Green: Sophisticated sales and marketing tactics begin by digging deep into rate and revenue data to yield meaningful insights about channel performance. Sales by segment is important, but it’s the ability to translate that data into effective strategies that can help maximize revenue from the most cost effective distribution channels. A comprehensive and granular e-commerce strategy enhances top line revenue through social networking, reputation management and online marketing. The right systems and analytical tools can take most of the guesswork out of rate setting, and make it possible to accurately project revenue results. Overlaying all of this of course is the need to engage in hedge management–preparing for change and maximizing RevPar in ways that will translate no matter what the state of the market.  What are some of the concrete tips you can share with our readers that can help maximize their investment today from a financial perspective?

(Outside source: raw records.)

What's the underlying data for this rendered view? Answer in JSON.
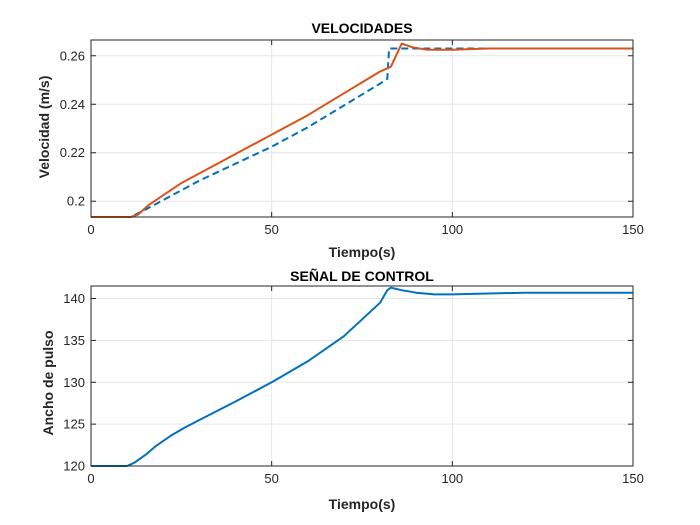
{
  "chart_data": [
    {
      "type": "line",
      "title": "VELOCIDADES",
      "xlabel": "Tiempo(s)",
      "ylabel": "Velocidad (m/s)",
      "xlim": [
        0,
        150
      ],
      "ylim": [
        0.1935,
        0.2665
      ],
      "xticks": [
        "0",
        "50",
        "100",
        "150"
      ],
      "yticks": [
        "0.2",
        "0.22",
        "0.24",
        "0.26"
      ],
      "grid": true,
      "legend": "none",
      "series": [
        {
          "style": "dashed",
          "color": "#0072BD",
          "points": [
            [
              0,
              0.1935
            ],
            [
              11,
              0.1935
            ],
            [
              15,
              0.1965
            ],
            [
              20,
              0.2005
            ],
            [
              30,
              0.2085
            ],
            [
              40,
              0.2155
            ],
            [
              50,
              0.2225
            ],
            [
              60,
              0.2305
            ],
            [
              70,
              0.2395
            ],
            [
              80,
              0.2485
            ],
            [
              82,
              0.2505
            ],
            [
              82.5,
              0.263
            ],
            [
              100,
              0.263
            ],
            [
              150,
              0.263
            ]
          ]
        },
        {
          "style": "solid",
          "color": "#D95319",
          "points": [
            [
              0,
              0.1935
            ],
            [
              11,
              0.1935
            ],
            [
              13,
              0.1945
            ],
            [
              16,
              0.1985
            ],
            [
              20,
              0.2025
            ],
            [
              25,
              0.2075
            ],
            [
              30,
              0.2115
            ],
            [
              40,
              0.2195
            ],
            [
              50,
              0.2275
            ],
            [
              60,
              0.2355
            ],
            [
              70,
              0.2445
            ],
            [
              80,
              0.2535
            ],
            [
              83,
              0.2555
            ],
            [
              86,
              0.265
            ],
            [
              89,
              0.2635
            ],
            [
              93,
              0.2625
            ],
            [
              100,
              0.2625
            ],
            [
              110,
              0.263
            ],
            [
              150,
              0.263
            ]
          ]
        }
      ]
    },
    {
      "type": "line",
      "title": "SEÑAL DE CONTROL",
      "xlabel": "Tiempo(s)",
      "ylabel": "Ancho de pulso",
      "xlim": [
        0,
        150
      ],
      "ylim": [
        120,
        141.5
      ],
      "xticks": [
        "0",
        "50",
        "100",
        "150"
      ],
      "yticks": [
        "120",
        "125",
        "130",
        "135",
        "140"
      ],
      "grid": true,
      "legend": "none",
      "series": [
        {
          "style": "solid",
          "color": "#0072BD",
          "points": [
            [
              0,
              120
            ],
            [
              10,
              120
            ],
            [
              12,
              120.4
            ],
            [
              15,
              121.3
            ],
            [
              18,
              122.4
            ],
            [
              22,
              123.6
            ],
            [
              26,
              124.6
            ],
            [
              30,
              125.5
            ],
            [
              40,
              127.7
            ],
            [
              50,
              130.0
            ],
            [
              60,
              132.5
            ],
            [
              70,
              135.5
            ],
            [
              80,
              139.5
            ],
            [
              82,
              141.0
            ],
            [
              83,
              141.3
            ],
            [
              86,
              141.0
            ],
            [
              90,
              140.7
            ],
            [
              95,
              140.5
            ],
            [
              100,
              140.5
            ],
            [
              110,
              140.6
            ],
            [
              120,
              140.7
            ],
            [
              150,
              140.7
            ]
          ]
        }
      ]
    }
  ]
}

Green: One of the biggest things I’d be looking to now is working to complete Performance Improvement Plan items in the near future. You want to take care of those priorities while cash flow is strong–deterioration tends to accelerate in a softer period as operating expenses are trimmed. This is an inherently cyclical industry, and part of controlling your destiny is to get out in front before the next challenging period in that cycle comes around. So in other words, proactive hoteliers will be better poised for the next recessionary cycle?

Green: Absolutely. Another smart step that owners and operators can do is to communicate with vendors/contractors and establish an understanding that in the event that down-cycling becomes necessary in the future, they will need to come with you. Remember that vendors have experienced a run-up as well over the past few years. The smart ones know that softness is coming and should (hopefully) be open to renegotiating now. If they are resistant, it’s worth taking the time to educate them. That is sound advice, particularly with respect to thinking ahead and preparing for the mid- to long-term. With those bigger picture priorities in mind, what are some nearer term issues that hotel investors should be focusing on in 2016?

Green: Definitely identifying value adds in management and e-commerce. The run-up over the last several years has been so good that it has been all too easy for some to have simply risen along with the tide–while failing to fully exploit the opportunities that this period of robust growth and relative market strength has afforded. As a result, there are plenty of “performing” assets that are actually underperforming relative to their potential. Vigilance and diligence in finding ways to become more efficient and maximize revenue is almost more important in that context, because rate growth has actually contributed to some operational inefficiencies and less-than-stellar expense management. With that in mind, are there any other things owners may not be doing–that they should be–to prepare for the next downturn?

Green: Focus on your team. Train your people and cross-train your people (so that they are not only capable, but flexible). Development and retention of personnel assets is a tremendous bulwark against the stresses of a downturn. Good employees are capable of doing 130% of what weak ones can do. By helping those talented and motivated employees become even better, you are ensuring that any future consolidating that becomes necessary will not unduly stress operations. Along those same lines, owners and operators should be keenly focused on steadily improving their overall level of service. Tripadvisor is king: own it. That’s something that can pay immediate dividends, but it becomes even more valuable in leaner times. You will need word of mouth when you have to trim your advertising spending.